According to DigiTimes, Apple is expected to cause an industry-wide component shortage in 2011, which is causing issues among tablet PC makers. The most serious shortage has reportedly occurred with touch panels, as Apple holds the majority of capacity from major suppliers Wintek and TPK.
Major companies Research in Motion, Motorola and Hewlett-Packard are said to be competing for related components with Apple, pushing "second-tier players" out of the market entirely. Specifically, glass capacitive touch panels, like the one found on the iPad, are the most constrained component.
"Sources from iPad distributors pointed out that in 2010, Apple's order forecasts to its OEM partners were all high and the biggest problem on the supply side was not capacity, but low yields of touch panels," the report said. "In 2011, Apple's strategy of taking up most of the capacity should help the company quickly expand its sales, while reducing its competitors' shipment growth."

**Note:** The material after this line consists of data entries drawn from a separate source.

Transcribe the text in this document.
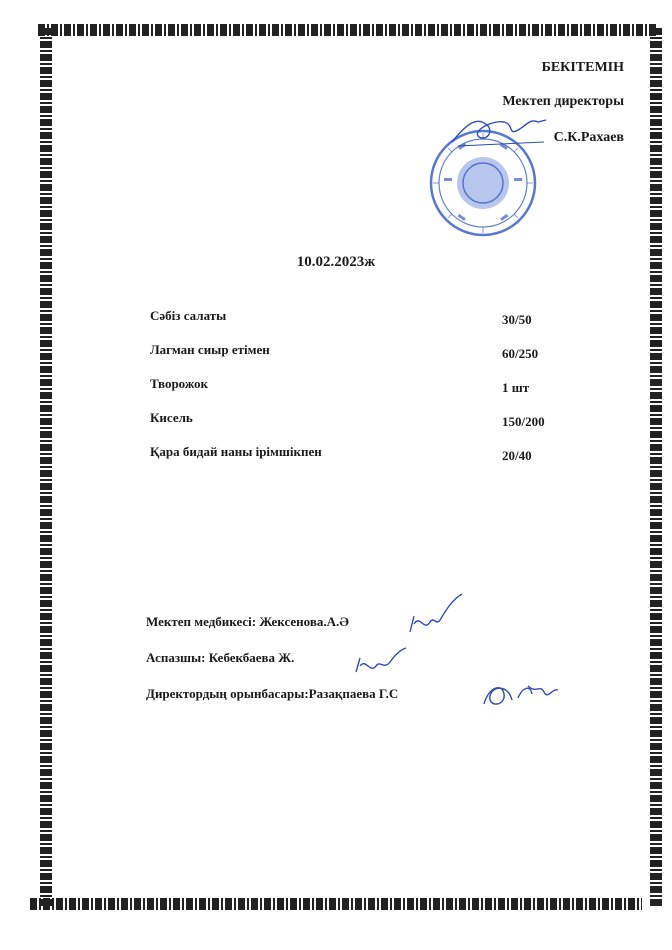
БЕКІТЕМІН
Мектеп директоры
С.К.Рахаев
10.02.2023ж
Сәбіз салаты	30/50
Лагман сиыр етімен	60/250
Творожок	1 шт
Кисель	150/200
Қара бидай наны ірімшікпен	20/40
Мектеп медбикесі: Жексенова.А.Ә
Аспазшы: Кебекбаева Ж.
Директордың орынбасары:Разақпаева Г.С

Apple Chief Operating Officer Tim Cook revealed in January that his company committed $3.9 billion to secret long-term component contracts. The company would not reveal what the money was put toward, citing a competitive disadvantage in doing so, but it has been widely speculated that the money has been put toward LCD screens and touch panels for devices like the iPhone and iPad.
Analyst Katy Huberty of Morgan Stanley said the investment could allow Apple to buy 60 million iPad touch panels, or 136 million touch displays for the iPhone.

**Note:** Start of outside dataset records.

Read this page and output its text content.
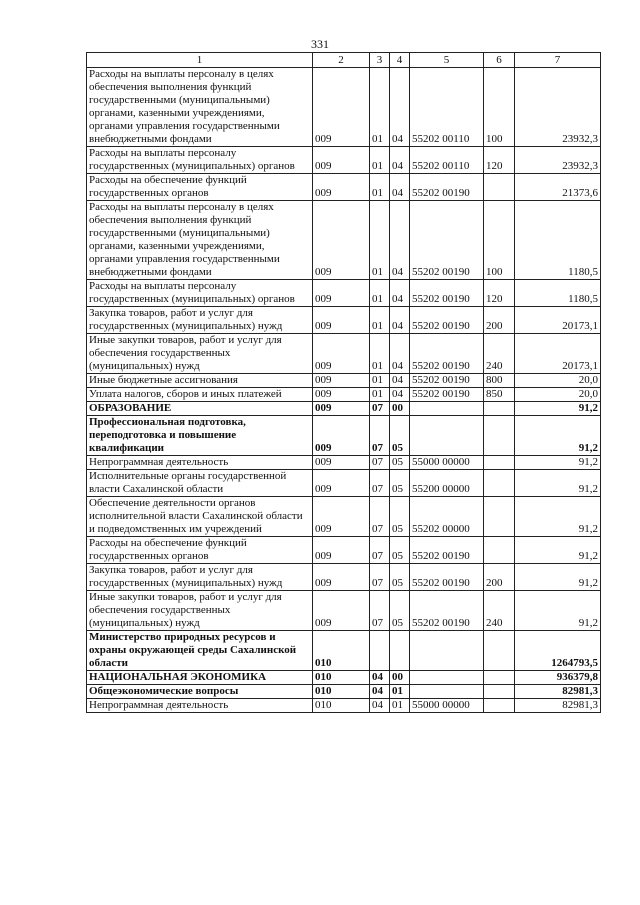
331
1	2	3	4	5	6	7
Расходы на выплаты персоналу в целях обеспечения выполнения функций государственными (муниципальными) органами, казенными учреждениями, органами управления государственными внебюджетными фондами	009	01	04	55202 00110	100	23932,3
Расходы на выплаты персоналу государственных (муниципальных) органов	009	01	04	55202 00110	120	23932,3
Расходы на обеспечение функций государственных органов	009	01	04	55202 00190		21373,6
Расходы на выплаты персоналу в целях обеспечения выполнения функций государственными (муниципальными) органами, казенными учреждениями, органами управления государственными внебюджетными фондами	009	01	04	55202 00190	100	1180,5
Расходы на выплаты персоналу государственных (муниципальных) органов	009	01	04	55202 00190	120	1180,5
Закупка товаров, работ и услуг для государственных (муниципальных) нужд	009	01	04	55202 00190	200	20173,1
Иные закупки товаров, работ и услуг для обеспечения государственных (муниципальных) нужд	009	01	04	55202 00190	240	20173,1
Иные бюджетные ассигнования	009	01	04	55202 00190	800	20,0
Уплата налогов, сборов и иных платежей	009	01	04	55202 00190	850	20,0
ОБРАЗОВАНИЕ	009	07	00			91,2
Профессиональная подготовка, переподготовка и повышение квалификации	009	07	05			91,2
Непрограммная деятельность	009	07	05	55000 00000		91,2
Исполнительные органы государственной власти Сахалинской области	009	07	05	55200 00000		91,2
Обеспечение деятельности органов исполнительной власти Сахалинской области и подведомственных им учреждений	009	07	05	55202 00000		91,2
Расходы на обеспечение функций государственных органов	009	07	05	55202 00190		91,2
Закупка товаров, работ и услуг для государственных (муниципальных) нужд	009	07	05	55202 00190	200	91,2
Иные закупки товаров, работ и услуг для обеспечения государственных (муниципальных) нужд	009	07	05	55202 00190	240	91,2
Министерство природных ресурсов и охраны окружающей среды Сахалинской области	010					1264793,5
НАЦИОНАЛЬНАЯ ЭКОНОМИКА	010	04	00			936379,8
Общеэкономические вопросы	010	04	01			82981,3
Непрограммная деятельность	010	04	01	55000 00000		82981,3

Apple's secret investment is similar to 2005, when the company prepaid for NAND flash memory, allowing it to leverage pricing and garner supply for devices like the iPhone, iPad and new MacBook Air. Much like the anticipated control over the touch panel market in 2011, at numerous points in the past Apple caused a shortage of NAND flash, leaving competitors out while products like the iPhone dominated components.
58 Comments
Smart move by Apple, and they're obviously putting their enormous surplus of built up cash to good use.
Touch panels are a hot item now, and it's kind of hard for competitors to compete if there aren't enough screens being made to meet the demand and you happen to have first dibs on most of them.

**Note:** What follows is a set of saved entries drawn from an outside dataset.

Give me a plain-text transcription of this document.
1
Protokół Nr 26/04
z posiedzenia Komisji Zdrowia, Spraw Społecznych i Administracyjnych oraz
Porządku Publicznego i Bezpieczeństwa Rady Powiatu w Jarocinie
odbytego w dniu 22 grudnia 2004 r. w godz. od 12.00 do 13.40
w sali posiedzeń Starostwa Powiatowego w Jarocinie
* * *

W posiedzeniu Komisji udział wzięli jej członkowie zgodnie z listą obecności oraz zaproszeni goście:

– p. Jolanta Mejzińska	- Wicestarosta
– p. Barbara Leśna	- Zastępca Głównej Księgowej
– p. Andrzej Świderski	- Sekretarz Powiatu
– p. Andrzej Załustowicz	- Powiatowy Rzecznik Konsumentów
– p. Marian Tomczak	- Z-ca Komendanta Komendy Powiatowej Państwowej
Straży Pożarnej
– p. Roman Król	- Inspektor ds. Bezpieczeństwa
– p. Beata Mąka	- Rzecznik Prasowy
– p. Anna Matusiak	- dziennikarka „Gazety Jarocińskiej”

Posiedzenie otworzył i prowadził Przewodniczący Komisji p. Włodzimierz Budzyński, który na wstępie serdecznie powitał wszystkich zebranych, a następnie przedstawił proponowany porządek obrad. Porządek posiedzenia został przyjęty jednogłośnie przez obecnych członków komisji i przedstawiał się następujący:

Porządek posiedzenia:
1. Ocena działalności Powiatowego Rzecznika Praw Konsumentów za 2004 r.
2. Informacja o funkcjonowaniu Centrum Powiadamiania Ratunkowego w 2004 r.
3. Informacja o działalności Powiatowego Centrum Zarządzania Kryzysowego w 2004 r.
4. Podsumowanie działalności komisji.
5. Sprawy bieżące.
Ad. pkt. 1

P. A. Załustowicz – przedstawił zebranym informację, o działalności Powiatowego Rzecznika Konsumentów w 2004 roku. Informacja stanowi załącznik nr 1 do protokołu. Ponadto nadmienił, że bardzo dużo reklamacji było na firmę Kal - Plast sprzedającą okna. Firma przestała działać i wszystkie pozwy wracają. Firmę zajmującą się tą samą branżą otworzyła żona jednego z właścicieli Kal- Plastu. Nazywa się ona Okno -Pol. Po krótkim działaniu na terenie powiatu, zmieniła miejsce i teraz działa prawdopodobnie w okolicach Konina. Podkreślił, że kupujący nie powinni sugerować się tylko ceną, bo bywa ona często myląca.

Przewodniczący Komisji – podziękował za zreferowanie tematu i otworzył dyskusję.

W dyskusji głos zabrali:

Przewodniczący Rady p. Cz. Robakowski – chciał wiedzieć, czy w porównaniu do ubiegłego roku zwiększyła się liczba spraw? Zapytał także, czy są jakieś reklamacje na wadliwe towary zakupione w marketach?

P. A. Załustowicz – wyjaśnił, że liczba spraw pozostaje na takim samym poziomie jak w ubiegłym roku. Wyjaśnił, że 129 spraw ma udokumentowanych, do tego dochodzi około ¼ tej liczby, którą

Maybe that's why many of the competitors are coming out with those awful smaller sized tablets which fit somewhere between a smartphone and a real tablet.
good business to produce and sell touch screens for these years...
...and Apple will sell each and every one of them.
Articles like this are why I laugh at Android fanboys so often. Apple makes such a profit on their products and they're always a year or two ahead and moves like this just keep them in the lead until they innovate again and leave everyone else scrambling to catch up.
So where are the posters that want Apple to give all their cash holdings back to the shareholders with a huge tax fee thus reducing the stock value doubly with only a little, short-term benefit to the shareholder, instead of investing in longterm component acquisitions that can put them a step ahead of their competitors as needed while still being able to turn out a healthy profit? I feel bad for the people that have no sense of savings.